Climate data for Zalingei
| Month | Jan | Feb | Mar | Apr | May | Jun | Jul | Aug | Sep | Oct | Nov | Dec | Year |
| Mean daily maximum °C (°F) | 33.8 (92.8) | 34.8 (94.6) | 37 (99) | 37.7 (99.9) | 37.4 (99.3) | 34.6 (94.3) | 30.4 (86.7) | 28.7 (83.7) | 30.8 (87.4) | 34 (93) | 34.2 (93.6) | 33.6 (92.5) | 33.9 (93.1) |
| Daily mean °C (°F) | 20.1 (68.2) | 21.4 (70.5) | 25 (77) | 26.4 (79.5) | 27.9 (82.2) | 27 (81) | 24.7 (76.5) | 23.6 (74.5) | 24.1 (75.4) | 24.1 (75.4) | 21.9 (71.4) | 20.3 (68.5) | 23.9 (75.0) |
| Mean daily minimum °C (°F) | 6.5 (43.7) | 8.1 (46.6) | 13 (55) | 15.2 (59.4) | 18.4 (65.1) | 19.5 (67.1) | 19 (66) | 18.6 (65.5) | 17.5 (63.5) | 14.2 (57.6) | 9.6 (49.3) | 7 (45) | 13.9 (57.0) |
| Average rainfall mm (inches) | 0 (0) | 0 (0) | 1 (0.0) | 5 (0.2) | 26 (1.0) | 70 (2.8) | 177 (7.0) | 198 (7.8) | 97 (3.8) | 16 (0.6) | 0 (0) | 0 (0) | 590 (23.2) |
Source: Climate-Data.org, altitude: 890 metres or 2,920 feet

==Demographics==
In 2004, the Fur were the predominant ethnic group in Zalingei. In the IDP camps in 2007, about 95% was Fur.

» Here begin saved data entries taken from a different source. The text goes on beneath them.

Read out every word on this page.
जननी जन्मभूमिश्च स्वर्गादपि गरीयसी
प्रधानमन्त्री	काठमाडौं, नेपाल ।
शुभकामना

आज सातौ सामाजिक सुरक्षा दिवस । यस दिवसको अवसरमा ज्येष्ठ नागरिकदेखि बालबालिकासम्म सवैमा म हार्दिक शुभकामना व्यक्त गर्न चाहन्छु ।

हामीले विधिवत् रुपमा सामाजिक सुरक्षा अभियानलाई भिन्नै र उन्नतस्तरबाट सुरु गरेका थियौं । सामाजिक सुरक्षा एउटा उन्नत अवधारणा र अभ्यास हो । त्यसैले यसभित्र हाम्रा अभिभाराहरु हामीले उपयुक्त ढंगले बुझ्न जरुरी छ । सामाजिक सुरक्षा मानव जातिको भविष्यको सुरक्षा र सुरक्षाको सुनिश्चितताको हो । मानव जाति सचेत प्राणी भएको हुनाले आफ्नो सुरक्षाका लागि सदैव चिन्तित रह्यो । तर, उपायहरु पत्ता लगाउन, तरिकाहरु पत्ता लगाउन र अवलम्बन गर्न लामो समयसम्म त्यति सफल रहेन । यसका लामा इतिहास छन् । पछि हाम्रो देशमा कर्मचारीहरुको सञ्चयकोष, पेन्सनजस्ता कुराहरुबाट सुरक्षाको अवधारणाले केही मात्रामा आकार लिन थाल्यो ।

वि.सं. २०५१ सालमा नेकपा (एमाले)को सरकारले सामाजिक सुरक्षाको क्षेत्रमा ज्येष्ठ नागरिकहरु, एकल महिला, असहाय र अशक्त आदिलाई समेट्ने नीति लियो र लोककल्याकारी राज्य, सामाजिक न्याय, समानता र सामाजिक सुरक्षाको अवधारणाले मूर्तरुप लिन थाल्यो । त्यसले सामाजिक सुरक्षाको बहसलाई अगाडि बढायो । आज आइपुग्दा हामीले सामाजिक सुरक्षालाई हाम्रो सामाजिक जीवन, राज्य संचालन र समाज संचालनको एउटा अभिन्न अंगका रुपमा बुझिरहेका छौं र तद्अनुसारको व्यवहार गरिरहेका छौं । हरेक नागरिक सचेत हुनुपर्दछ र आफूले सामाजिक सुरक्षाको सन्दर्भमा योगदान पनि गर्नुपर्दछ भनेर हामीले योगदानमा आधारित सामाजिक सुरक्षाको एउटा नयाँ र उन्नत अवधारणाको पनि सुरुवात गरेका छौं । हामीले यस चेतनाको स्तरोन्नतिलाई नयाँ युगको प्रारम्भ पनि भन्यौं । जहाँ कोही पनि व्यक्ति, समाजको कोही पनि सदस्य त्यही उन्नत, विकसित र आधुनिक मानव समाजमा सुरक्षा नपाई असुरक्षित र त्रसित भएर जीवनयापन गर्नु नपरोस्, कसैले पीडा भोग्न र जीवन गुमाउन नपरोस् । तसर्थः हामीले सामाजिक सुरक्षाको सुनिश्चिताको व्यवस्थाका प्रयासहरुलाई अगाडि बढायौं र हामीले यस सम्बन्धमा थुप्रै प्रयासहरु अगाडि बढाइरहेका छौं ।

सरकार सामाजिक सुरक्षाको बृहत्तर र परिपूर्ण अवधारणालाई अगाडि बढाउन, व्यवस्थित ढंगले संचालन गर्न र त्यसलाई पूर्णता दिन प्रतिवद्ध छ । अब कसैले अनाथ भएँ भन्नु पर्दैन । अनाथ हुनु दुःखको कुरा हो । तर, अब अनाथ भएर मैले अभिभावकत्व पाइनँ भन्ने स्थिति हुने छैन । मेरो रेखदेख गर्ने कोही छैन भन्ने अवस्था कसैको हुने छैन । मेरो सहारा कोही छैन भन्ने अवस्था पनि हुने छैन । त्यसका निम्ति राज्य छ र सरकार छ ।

In 2023, the median age in the district was 18.3 years, somewhat higher for females than for males.

== Education and healthcare ==
The University of Zalingei is a public university in Zalingei. It was established in 1994 as part of the expansion of public universities across Sudan.

Zalingei Teaching Hospital is the region’s main referral hospital. By 2025, the hospital provided care for around 500,000 people and was the only medical facility in Central Darfur equipped to treat both emergency cases and severe cholera infections.

In 2003, Médecins Sans Frontières started a mission in Zalingei.

== Transport ==
Zalingei Airport, also known as Zalengei or Zalinjay Airport, is a regional airport approximately five kilometres northeast of Zalingei. .

In 2001, the only paved road from Zalingei led to Nyala.